Alors, c'est ce souci-là qui doit être fait. Parce que de deux choses l'une... Oublions l'exemple des infirmiers ou des infirmières. Dans un type d'emploi, de deux choses l'une: ou dans le bassin de personnes employables il y a des autochtones ou il n'y en n'a pas. S'il y en a, des personnes employables dans le milieu, le projet de loi, grosso modo, normalement va aller les chercher par les politiques des établissements. La seule chose qu'il faudrait renforcer sur ce plan, donc dans l'hypothèse a où il y a des personnes compétentes dans le bassin, il faudrait renforcer la ligne «information» ou la ligne «politique de recrutement». On pourrait s'articuler... par exemple article 13, alinéa 1 ou 6, il y a de la prise pour ça. Mais je connais la compétence des légistes du gouvernement, la méthode, je vous la laisse.
Dans la deuxième hypothèse, c'est: il n'y a pas de personne compétente dans le bassin. Donc, dans cette deuxième hypothèse, il y a deux mesures possibles. Première mesure possible: élargir le bassin. Ça donne suite à ce que ma collègue a dit. Alors, si on est au CLSC de Gaspé et que notre zone habituelle de recrutement, elle est, dans l'hypothèse, une région administrative x, je ne connais pas les numéros par coeur, peut-être qu'une des premières choses à envisager ce serait d'élargir le bassin de recrutement, peut-être en ajoutant un alinéa à l'article 13 qui prévoie qu'un programme d'accès à l'égalité pourrait inclure... mentionner qu'il faut envisager d'élargir la zone de recrutement.
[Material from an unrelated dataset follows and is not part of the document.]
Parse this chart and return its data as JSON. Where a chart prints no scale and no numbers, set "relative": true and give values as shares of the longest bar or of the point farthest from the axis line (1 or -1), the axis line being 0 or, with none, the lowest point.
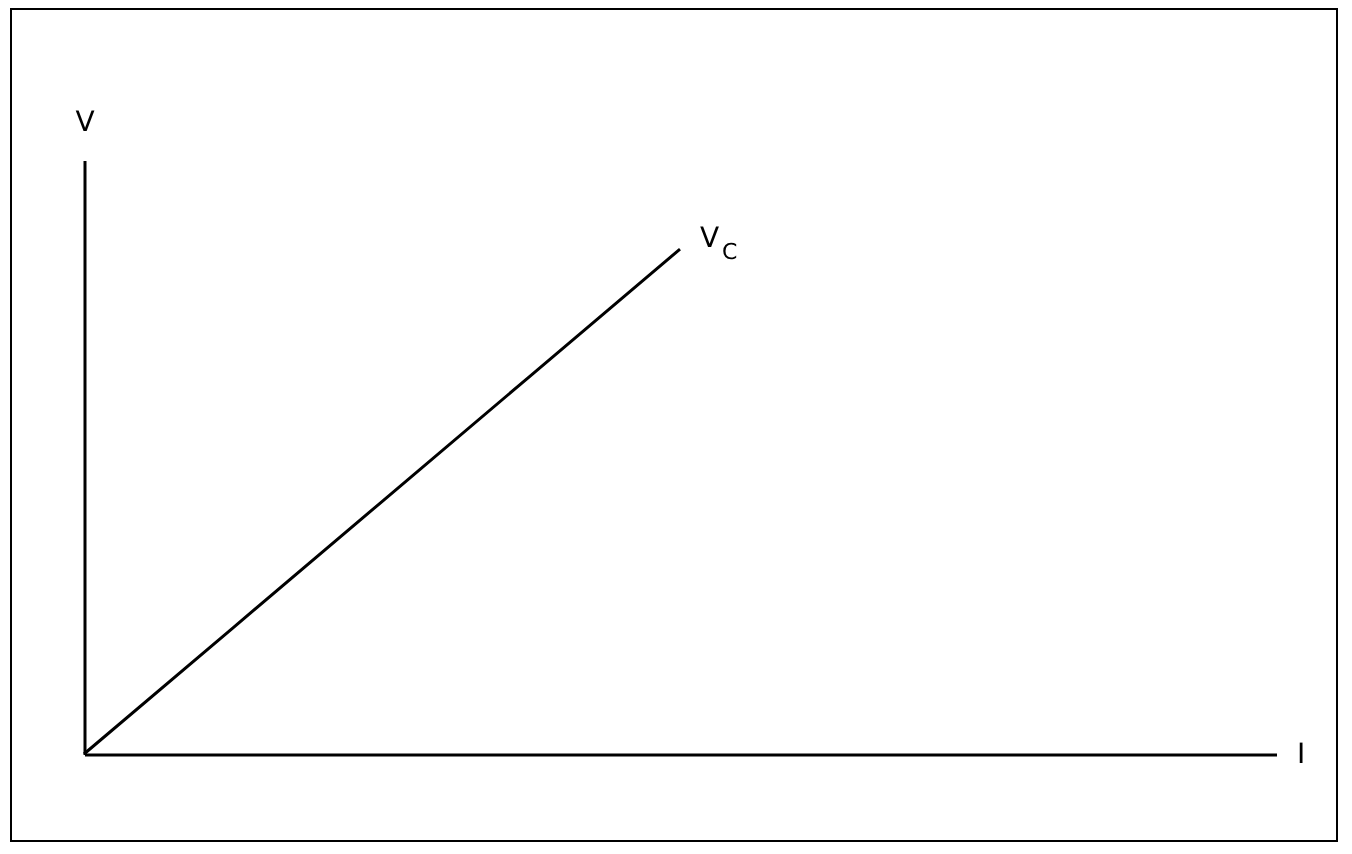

Deuxième type de mesure, c'est bien sûr la formation. Dans le projet de loi, il est question, dans les mesures d'accès à l'égalité des organismes, des mesures de formation du personnel. Je peux très bien, si j'ai un corps d'emploi où j'ai des autochtones mais que c'est un corps d'emploi dont les compétences sont voisines avec un autre, on pourrait parler de formation de la main-d'oeuvre déjà en place pour augmenter ses compétences et lui permettre d'avoir accès à d'autres postes. Mais il faudrait faire le lien avec les politiques de formation aussi du personnel potentiel.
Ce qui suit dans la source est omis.